Limitations of Prior Work: Deep RL is extremely sensitive to model scale, observation size, task difficulty, optimizers, and random seeds, while memory models themselves introduce additional parameter counts, optimization challenges, and regularization effects. Consequently, differences in returns between two memory models on a POMDP cannot distinguish whether the improvement stems from "mitigating partial observability" or these "unrelated confounding factors." Literature has even shown paradoxical phenomena where adding memory improves performance on MDPs but degrades it on POMDPs.
Key Challenge: Return, as a scalar, simultaneously carries "policy capability" and "memory capability," entangling the two. To honestly evaluate memory, one must be able to independently measure the impact of "adding memory" and "switching to partial observation" while keeping other variables constant. This requires a set of truly homologous MDP/POMDP twin tasks that share the same observation and action spaces to reuse the same model.

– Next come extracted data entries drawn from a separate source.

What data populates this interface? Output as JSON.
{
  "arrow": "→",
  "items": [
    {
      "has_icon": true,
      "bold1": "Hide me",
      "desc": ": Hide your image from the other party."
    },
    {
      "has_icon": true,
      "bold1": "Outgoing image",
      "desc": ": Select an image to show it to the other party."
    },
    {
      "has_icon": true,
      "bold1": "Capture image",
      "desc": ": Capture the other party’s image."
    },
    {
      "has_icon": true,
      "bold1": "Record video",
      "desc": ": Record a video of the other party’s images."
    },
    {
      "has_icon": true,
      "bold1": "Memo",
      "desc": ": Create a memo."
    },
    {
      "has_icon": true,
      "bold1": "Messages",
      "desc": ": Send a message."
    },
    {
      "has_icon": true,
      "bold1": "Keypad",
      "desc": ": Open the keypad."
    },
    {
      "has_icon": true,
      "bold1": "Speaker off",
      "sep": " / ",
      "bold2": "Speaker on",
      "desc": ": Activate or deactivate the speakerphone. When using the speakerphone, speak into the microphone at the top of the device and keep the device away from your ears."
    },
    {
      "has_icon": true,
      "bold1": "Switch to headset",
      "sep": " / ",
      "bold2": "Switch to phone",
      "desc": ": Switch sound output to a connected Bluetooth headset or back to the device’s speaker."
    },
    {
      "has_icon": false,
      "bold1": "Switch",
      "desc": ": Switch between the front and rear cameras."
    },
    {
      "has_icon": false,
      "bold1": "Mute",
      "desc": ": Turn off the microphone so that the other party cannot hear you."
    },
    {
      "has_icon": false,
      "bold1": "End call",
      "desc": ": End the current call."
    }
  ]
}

Goal: (1) Construct an MDP/POMDP twin benchmark sharing \((\Omega, A)\); (2) Provide metrics that "decompose" returns into Observability Gap and Memory Bias; (3) Provide tools to visualize and quantify memory usage patterns; (4) Use these tools to diagnose what existing memory models actually learn.
Key Insight: The authors noted that by applying an observation function \(O\) to the same underlying MDP, a paired POMDP can be obtained. If the state/observation spaces of both are identical at the pixel level, the same network can be used for training, allowing the difference to naturally isolate the "difficulty brought by partial observability." Furthermore, taking the gradient of \(Q\)-values or the policy with respect to historical observations quantifies "which historical frame affects the current decision."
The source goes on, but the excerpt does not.